Et en cela, notre auteur cite le cardinal de Lugo, jésuite du XVII° siècle (c’est ce Cardinal Lugo et la théologie qu’il exprime sur le sacrifice, qui sont critiqués par le chanoine Masure dans son livre intitulé Le sacrifice du chef, ce dont je vous ai parlé dans la conférence d’il y a quinze jours). Or le Cardinal de Lugo exprime parfaitement cette théologie. Il dit qu’ « humainement parlant, Notre Seigneur est donc là, comme si en réalité il fût devenu un vrai pain, comme s’il se fût changé en aliment. Et ce changement suffit à constituer un sacrifice véritable ». L’abbé Buathier cite également le Cardinal Franzelin, l’éminent théologien de Pie IX, qui conclut : « Or, un tel ’’anéantissement’’, non seulement suffit à constituer un sacrifice propre et véritable, mais nulle part, si on excepte le sacrifice sanglant de la Croix, on ne trouve réalisée d’une manière plus sublime et plus profonde l’idée d’un tel sacrifice ».

Reconnaissons donc, mes bien chers frères, combien à la Messe, Notre Seigneur Jésus-Christ est réellement immolé, par ce qu’il se fait Sacrement et qu’il accepte le mode, les conditions et les conséquences de l’existence sacramentelle. Et l’abbé Buathier termine son chapitre en disant : « Un pareil état suffirait à faire de la Messe un sacrifice véritable et propre, verum et proprium ». Par conséquent, ce que nous expliquent ces théologiens, c’est bien toute cette pensée du concile de Trente qui affirmait contre l’hérésie protestante, que la Messe est un véritable sacrifice, n’hésitant pas à l’appeler « sacrifice propre ».

Alors, mes bien chers frères, avec ces connaissances, nous aurons à cœur, au Reposoir, tout à l’heure, de manifester à Notre Seigneur les hommages qui Lui sont dus. Nous Lui manifesterons notre piété et notre charité, en compensation des outrages qu’il a reçut en ces mêmes heures, il y a deux mille ans, et en compensation des outrages qu’il reçoit aujourd’hui dans tous ces sacrilèges envers la sainte Eucharistie et le Saint Sacrifice de la Messe, de toutes ces iniquités spirituelles auxquelles le démon aspire.

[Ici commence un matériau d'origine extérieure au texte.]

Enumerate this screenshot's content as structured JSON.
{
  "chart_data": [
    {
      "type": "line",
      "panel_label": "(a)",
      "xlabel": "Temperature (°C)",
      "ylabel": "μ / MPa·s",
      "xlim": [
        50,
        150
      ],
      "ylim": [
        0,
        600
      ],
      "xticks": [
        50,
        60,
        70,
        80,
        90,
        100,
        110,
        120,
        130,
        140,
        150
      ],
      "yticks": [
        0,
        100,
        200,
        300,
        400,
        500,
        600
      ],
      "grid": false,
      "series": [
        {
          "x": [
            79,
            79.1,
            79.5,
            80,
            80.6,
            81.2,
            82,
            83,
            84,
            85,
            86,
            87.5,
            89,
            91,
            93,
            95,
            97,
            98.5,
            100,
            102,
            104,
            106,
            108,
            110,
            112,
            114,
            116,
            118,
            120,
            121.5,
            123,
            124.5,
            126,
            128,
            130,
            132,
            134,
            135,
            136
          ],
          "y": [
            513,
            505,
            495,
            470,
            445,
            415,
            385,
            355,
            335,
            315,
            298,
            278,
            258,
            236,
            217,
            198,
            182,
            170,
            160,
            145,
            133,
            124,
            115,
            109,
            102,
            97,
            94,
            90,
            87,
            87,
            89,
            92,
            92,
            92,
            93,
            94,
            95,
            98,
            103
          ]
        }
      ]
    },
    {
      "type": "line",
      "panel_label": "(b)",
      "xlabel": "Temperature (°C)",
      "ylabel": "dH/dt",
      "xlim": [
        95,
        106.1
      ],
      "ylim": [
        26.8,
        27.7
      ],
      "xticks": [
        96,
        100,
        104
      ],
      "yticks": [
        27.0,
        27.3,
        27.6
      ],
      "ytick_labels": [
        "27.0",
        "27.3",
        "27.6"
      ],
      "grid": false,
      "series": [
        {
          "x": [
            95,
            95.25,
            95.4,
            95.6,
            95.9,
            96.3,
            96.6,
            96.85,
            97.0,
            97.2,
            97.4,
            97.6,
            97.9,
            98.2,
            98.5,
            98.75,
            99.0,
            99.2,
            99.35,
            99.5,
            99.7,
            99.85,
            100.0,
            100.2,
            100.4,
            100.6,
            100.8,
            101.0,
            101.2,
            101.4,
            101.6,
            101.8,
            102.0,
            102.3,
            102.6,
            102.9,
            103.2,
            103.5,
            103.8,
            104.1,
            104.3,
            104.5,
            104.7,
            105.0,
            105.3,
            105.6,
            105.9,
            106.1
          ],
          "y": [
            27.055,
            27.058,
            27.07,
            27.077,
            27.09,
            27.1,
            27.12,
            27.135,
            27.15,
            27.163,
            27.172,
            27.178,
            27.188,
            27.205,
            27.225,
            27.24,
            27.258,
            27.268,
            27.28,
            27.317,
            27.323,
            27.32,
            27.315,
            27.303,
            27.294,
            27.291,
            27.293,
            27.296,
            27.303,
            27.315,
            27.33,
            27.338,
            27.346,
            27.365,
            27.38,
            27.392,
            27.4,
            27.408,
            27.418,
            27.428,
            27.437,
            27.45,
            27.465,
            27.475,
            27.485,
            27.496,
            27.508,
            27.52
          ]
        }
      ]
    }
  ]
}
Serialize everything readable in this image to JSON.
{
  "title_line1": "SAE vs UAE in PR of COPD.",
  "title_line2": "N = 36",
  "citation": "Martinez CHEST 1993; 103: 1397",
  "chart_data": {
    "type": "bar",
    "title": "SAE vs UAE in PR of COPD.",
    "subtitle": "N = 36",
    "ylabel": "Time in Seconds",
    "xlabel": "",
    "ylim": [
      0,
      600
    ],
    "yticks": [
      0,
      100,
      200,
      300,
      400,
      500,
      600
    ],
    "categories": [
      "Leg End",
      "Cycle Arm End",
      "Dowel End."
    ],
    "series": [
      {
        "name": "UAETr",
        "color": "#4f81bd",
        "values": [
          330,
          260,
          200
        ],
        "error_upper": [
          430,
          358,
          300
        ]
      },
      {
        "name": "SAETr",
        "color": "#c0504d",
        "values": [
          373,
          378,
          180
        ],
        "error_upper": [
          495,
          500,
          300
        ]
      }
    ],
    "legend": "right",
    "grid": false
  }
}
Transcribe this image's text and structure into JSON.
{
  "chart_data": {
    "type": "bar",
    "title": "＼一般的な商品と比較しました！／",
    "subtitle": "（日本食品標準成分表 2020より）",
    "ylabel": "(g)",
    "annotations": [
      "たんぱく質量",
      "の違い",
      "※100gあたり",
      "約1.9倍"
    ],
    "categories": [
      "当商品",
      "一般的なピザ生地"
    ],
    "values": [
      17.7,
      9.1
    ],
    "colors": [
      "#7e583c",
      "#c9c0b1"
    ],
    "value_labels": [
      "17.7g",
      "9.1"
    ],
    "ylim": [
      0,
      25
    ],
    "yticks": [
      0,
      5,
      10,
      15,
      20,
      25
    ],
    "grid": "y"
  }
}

Nous méditerons aussi sur ce que Notre Seigneur a souffert en cette nuit. Et puisqu’il avait présent à l’esprit ses disciples dispersés, comme des brebis sans pasteur, nous prierons donc pour l’Église demeurant sans pasteur et dont les brebis se trouvent dispersées. Et puis enfin nous manifesterons à Notre Seigneur, nos prières en réparation pour nos péchés, cause de toutes ses souffrances. Tous ces instants nous les passeront en union avec la très sainte Vierge Marie qui redoublait de prières et de compassion, en parfaite et étroite union avec son divin Fils. Ainsi soit-il.